I think it’s safe to assume that when Yogi Berra uttered his famous statement “It’s like Deja Vu all over again” he was not referring to the effects of fed intervention on financial markets. But he couldn’t have been more right. Over the last 3 years markets have been subjected to several rounds of Federal Bank intervention, all in an effort to stabilize the economy and return to growth. These actions have been given a variety of exotic names: TARP, TALF, Quantitative Easing I and II, and most recently, “Operation Twist”.
The problem with any Fed intervention is that temporary stability is almost always followed by a return to volatility. In medical terms Fed intervention is more akin to a shot of adrenaline, rather than a long term cure. Once the intervention program has run its course, markets are forced to confront the same issues, usually with few new solutions. Since beginning in 2008, each round of Fed intervention has had a diminishing effect on markets.
Diminishing Returns from QE
Last summer European markets were in free fall. In the last few trading days of November, European banks joined the intervention party with their own version of Quantitative Easing called: “LTRO”. The effects were immediate, putting a floor in falling prices and providing the liquidity for a global rally in equities. Estimates for the cost of LTRO approached $1 Trillion.
Now the European stimulus strategy is facing the same fate as the other US interventions. Just five months after embarking on LTRO, the entire rally has now evaporated. With the adrenaline rally over, markets must consider the same realities that were present in November 2011 when European equity prices were in free fall.
Source: Bloomberg
Time for Long-Short
The manic price action this year is not a surprise to us. We have been commenting over the past 18 months about the effects of intervention on markets, and positioning our Long-Short high yield: Alternative Income and Global Long-Short Equity: Alpha Trend Strategies portfolios to benefit. While the climate may be challenging for those without the ability to hedge, it remains an ideal environment for Anchor Capital.

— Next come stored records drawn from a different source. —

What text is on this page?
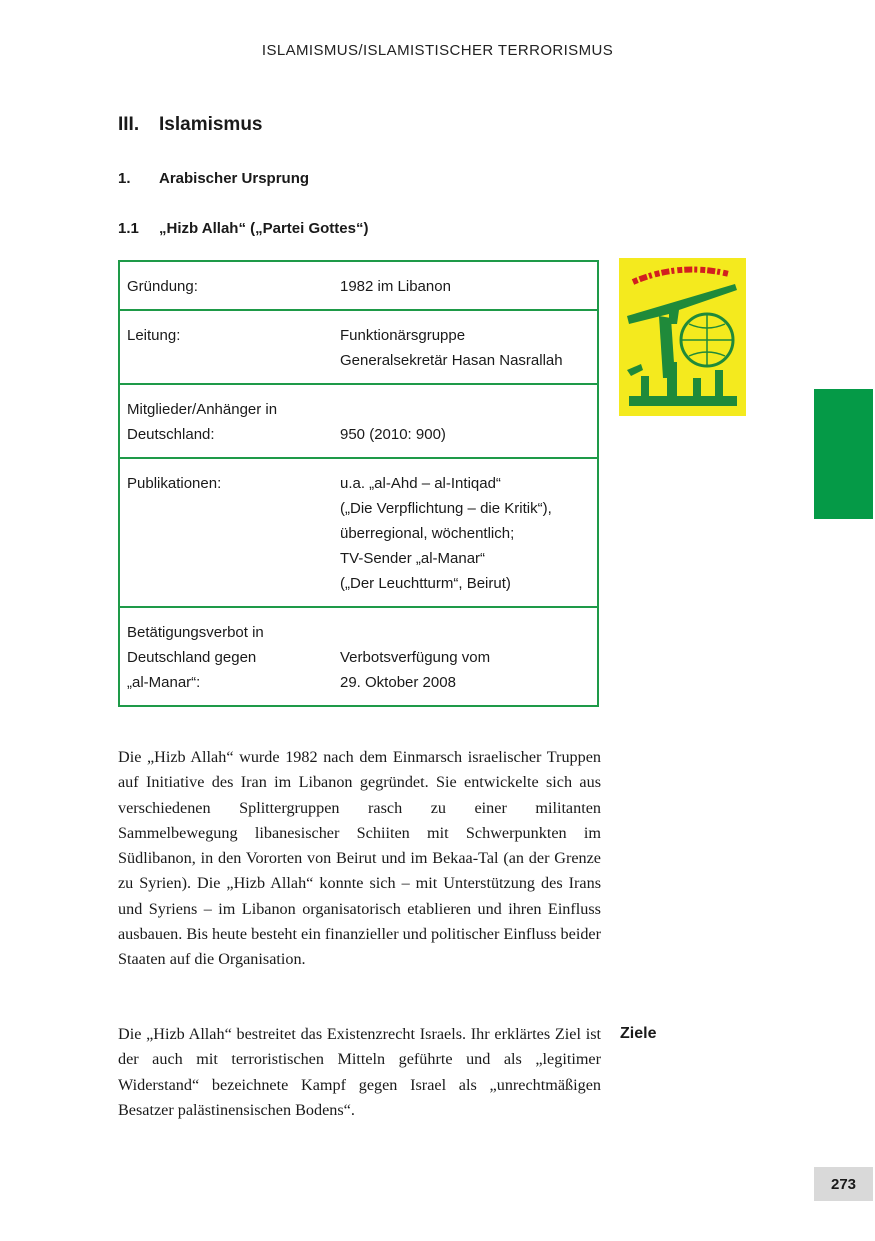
ISLAMISMUS/ISLAMISTISCHER TERRORISMUS
III. Islamismus
1. Arabischer Ursprung
1.1 „Hizb Allah“ („Partei Gottes“)
Gründung:	1982 im Libanon
Leitung:	Funktionärsgruppe
Generalsekretär Hasan Nasrallah
Mitglieder/Anhänger in
Deutschland:	950 (2010: 900)
Publikationen:	u.a. „al-Ahd – al-Intiqad“
(„Die Verpflichtung – die Kritik“),
überregional, wöchentlich;
TV-Sender „al-Manar“
(„Der Leuchtturm“, Beirut)
Betätigungsverbot in
Deutschland gegen
„al-Manar“:
Verbotsverfügung vom
29. Oktober 2008
Die „Hizb Allah“ wurde 1982 nach dem Einmarsch israelischer Truppen auf Initiative des Iran im Libanon gegründet. Sie entwickelte sich aus verschiedenen Splittergruppen rasch zu einer militanten Sammelbewegung libanesischer Schiiten mit Schwerpunkten im Südlibanon, in den Vororten von Beirut und im Bekaa-Tal (an der Grenze zu Syrien). Die „Hizb Allah“ konnte sich – mit Unterstützung des Irans und Syriens – im Libanon organisatorisch etablieren und ihren Einfluss ausbauen. Bis heute besteht ein finanzieller und politischer Einfluss beider Staaten auf die Organisation.
Die „Hizb Allah“ bestreitet das Existenzrecht Israels. Ihr erklärtes Ziel ist der auch mit terroristischen Mitteln geführte und als „legitimer Widerstand“ bezeichnete Kampf gegen Israel als „unrechtmäßigen Besatzer palästinensischen Bodens“.
Ziele
273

Over the next few weeks we will have more to say about the substantial opportunities we see coming for long-short credit strategies. For now however its all about Operation Twist. Within weeks of the Fed’s QEII program ending last June 30, 2011 stocks fell 13% in the proceeding three months. With Operation Twist set to expire in just four weeks on June 30 2012, we will be watching closely to see if it’s Deja Vu All Over Again.